Sierra Leone: 2014 trade mark legislation being applied despite absence of regulations
There has for some time been a degree of confusion about trade mark law in Sierra Leone. In 2014 a new Trade Marks Act came into force, replacing the old Trade Marks Act, Cap 244.
The new legislation significantly modernised trade mark law. One of the changes brought about was that the classification system that was in place – the old British system comprising 50 classes of goods and no services – was replaced with the Nice classification system. Another was that the renewal term was dropped from 14 years to the standard 10 years.
But no implementing regulations were ever promulgated which technically means that the new law is not in force. But it is certainly being applied. Some time back the Registrar issued an oral instruction to Registry staff to apply the new Act with effect from 15 January 2018.
As a consequence, the Nice classification is being applied and certificates of registration now reflect a 10-year term rather than a 14-year term.

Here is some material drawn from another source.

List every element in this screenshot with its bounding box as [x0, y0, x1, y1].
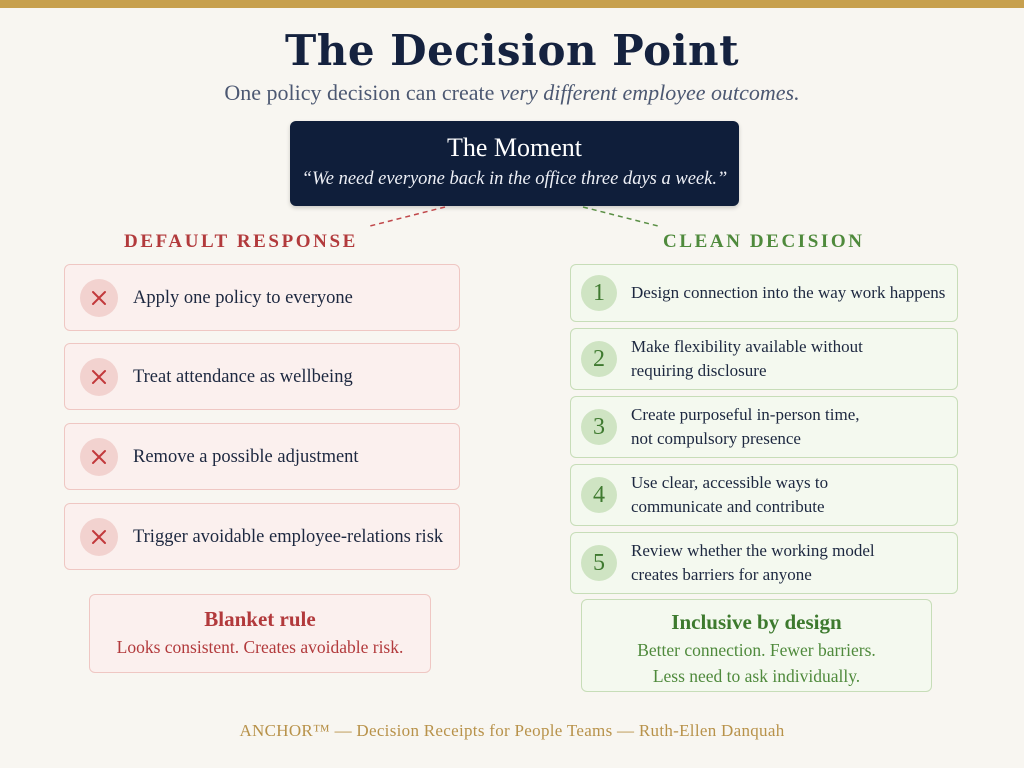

Whilst the correctness of this is debatable, the situation now is as follows:
- The 10–year renewal term will automatically apply to all new trade mark applications filed after 15 January 2018.
- The initial renewal term for trade mark applications that were already on file and still pending as of 15 January 2018 is 14 years.
- The term for all renewal applications filed after 15 January 2018 is 10 years, irrespective of the due date of the trade mark.
- Where the due date was prior to 15 January 2018, and the renewal application was filed before that date, then the old law 14-year renewal term will still apply.
- Where the due date was prior to 15 January 2018, and the renewal application was filed after that date, then the new law 10-year renewal term will apply.
- Where the renewal due date was after 15 January 2018, and the renewal application was filed before that date, the new law 10-year renewal term will apply.
As a final point we should mention that there are certain UK-based registrations that were filed under Section 57 of the old Act and that these will continue to be recognised under the new Act. These will be treated as independent registrations and no longer ‘tied’ to the base UK registration, although their existing 10-year renewal anniversary dates will, of course, still correspond to those of the UK registrations.
It is, of course, conceivable that there may one day be a legal challenge, but in our view trade mark owners should work on the assumption that the 2014 legislation is in force and that, accordingly, services can be covered and registration and renewal terms are now 10 years.